El actor que sí logró hacer de Bonavena es el español Sergio Peris-Mencheta. Sergio no sabía quién era Ringo cuando le ofrecieron el papel. Pero luego visitó su tumba en la Chacarita y hasta fue al corazón de la hinchada de Huracán. Comprendió perfectamente la importancia que tenía para Ringo esa pelea celebrada el 7 de diciembre de 1970 y que forma parte de la memoria popular del deporte argentino.
“Sinceramente, creo que el resultado de esa pelea hizo justicia en todos los niveles”, me dice Sergio, que hará de Bonavena en un film estadounidense que, en rigor, será sobre la vida de Joe Conforte, el mafioso que mandó asesinar a Ringo el 22 de mayo de 1976 en las puertas del Mustang Ranch, el gigantesco burdel que regenteaba en Reno junto con su esposa Sally. Según Sergio, Alí “se merecía todo después del desplante de Vietnam… Negárselo, sería como desposeer a Jesse Owens de las medallas de Berlin”.

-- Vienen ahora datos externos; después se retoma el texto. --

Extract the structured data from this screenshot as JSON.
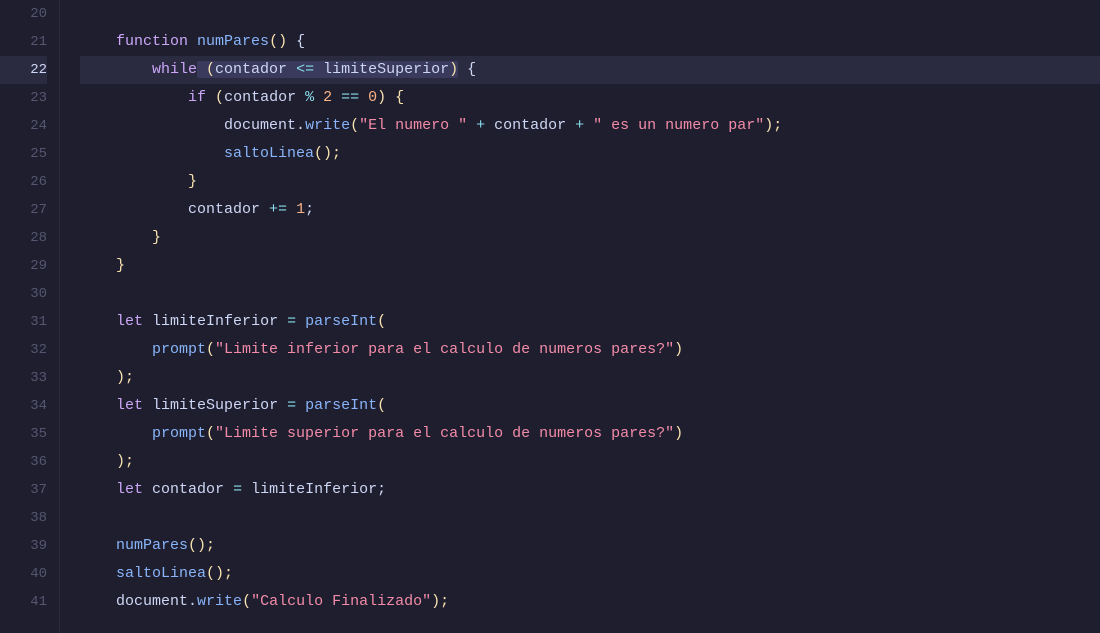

Alí, es cierto, venía de cumplir suspensión y humillación por negarse a combatir en Vietnam, lo despojaron del título y hasta de su pasaporte, y sólo no se animaron a encarcelarlo. Le habían quitado los mejores años de su carrera. Pero allí estaba él otra vez. Dispuesto a recuperar en un ring lo que le habían robado en un escritorio. Además, ya no era sólo un boxeador. Su rebeldía antibélica lo había convertido en un símbolo de las protestas antiestablishment de los agitados años 60. Lo admiraban intelectuales, pacifistas y hippies. Bertrand Russell, Jesse Jackson, Dustin Hoffman eran sólo algunos de los nombres célebres admiradores de Alí.

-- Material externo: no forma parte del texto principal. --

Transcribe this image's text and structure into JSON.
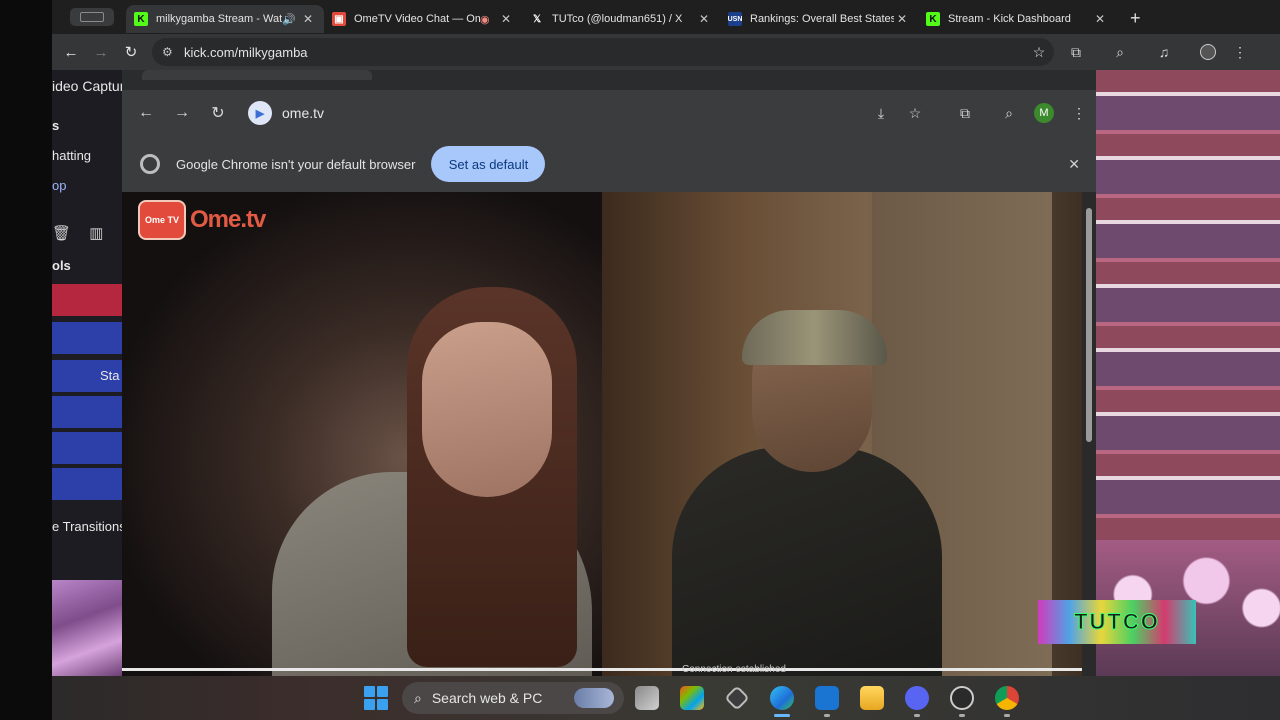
{
  "outer_browser": {
    "tabs": [
      {
        "title": "milkygamba Stream - Wat",
        "favicon": "kick-icon",
        "active": true
      },
      {
        "title": "OmeTV Video Chat — Om",
        "favicon": "ometv-icon",
        "active": false
      },
      {
        "title": "TUTco (@loudman651) / X",
        "favicon": "x-icon",
        "active": false
      },
      {
        "title": "Rankings: Overall Best States",
        "favicon": "usnews-icon",
        "active": false
      },
      {
        "title": "Stream - Kick Dashboard",
        "favicon": "kick-icon",
        "active": false
      }
    ],
    "url": "kick.com/milkygamba"
  },
  "obs_panel": {
    "labels": [
      "ideo Captur",
      "s",
      "hatting",
      "op",
      "ols",
      "Sta",
      "e Transitions"
    ]
  },
  "inner_browser": {
    "url": "ome.tv",
    "profile_initial": "M",
    "infobar": {
      "message": "Google Chrome isn't your default browser",
      "button": "Set as default"
    },
    "status": "Connection established"
  },
  "ometv_logo": {
    "badge": "Ome TV",
    "wordmark": "Ome.tv"
  },
  "overlay_logo": "TUTCO",
  "taskbar": {
    "search_placeholder": "Search web & PC",
    "apps": [
      "start-icon",
      "task-view-icon",
      "store-icon",
      "app-icon",
      "edge-icon",
      "outlook-icon",
      "file-explorer-icon",
      "discord-icon",
      "obs-icon",
      "chrome-icon"
    ]
  },
  "colors": {
    "kick_green": "#53fc18",
    "infobar_button": "#a8c7fa",
    "obs_blue": "#2d3fa8",
    "obs_red": "#b4273f"
  }
}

Pero en Argentina no era fácil advertirlo. Acá, como era normal en aquellos tiempos, vivíamos en dictadura. Mandaba, por así decirlo, el general Roberto Marcelo Levingston, porque a Juan Carlos Onganía lo habían desterrado a las sierras de Córdoba. En la residencia de un neonazi, Onganía hinchaba esa noche por Ringo. A su lado estaba un joven Osvaldo Soriano, periodista de Primera Plana, queriendo entrevistarlo. Todos queríamos que ganara Ringo. Y hasta se festejaron sus ocurrencias en el pesaje, cuando le dijo “chicken” (gallina o cagón) a Alí porque no había ido a Vietnam e hizo un gesto que indicaba que olía mal porque era negro.
“¡Andaaaá maricón!”, le dijo en otro momento del pesaje, para luego seguir con un “culito, culito”, tocándole la cola a un Alí que terminaba rendido y hasta riéndose de las salidas de ese porteño fanfarrón que resultó ser más bocón que él mismo.
Una anécdota más para contar lo que representaba Alí en aquel momento. Apenas dos horas antes de la pelea, Judge Aaron, un negro delgado de unos 40 años, rogó que lo dejaran verlo. Aaron se desnudó y le mostró a Alí las tres K que le habían dibujado en el pecho los racistas del Ku Klux Klan. También el espantoso dibujo de cicatrices del bajo vientre porque los fanáticos le rebanaron los testículos. Alí lo abrazó y ordenó que lo hicieran sentar cerca de su rincón, donde él pudiera verlo.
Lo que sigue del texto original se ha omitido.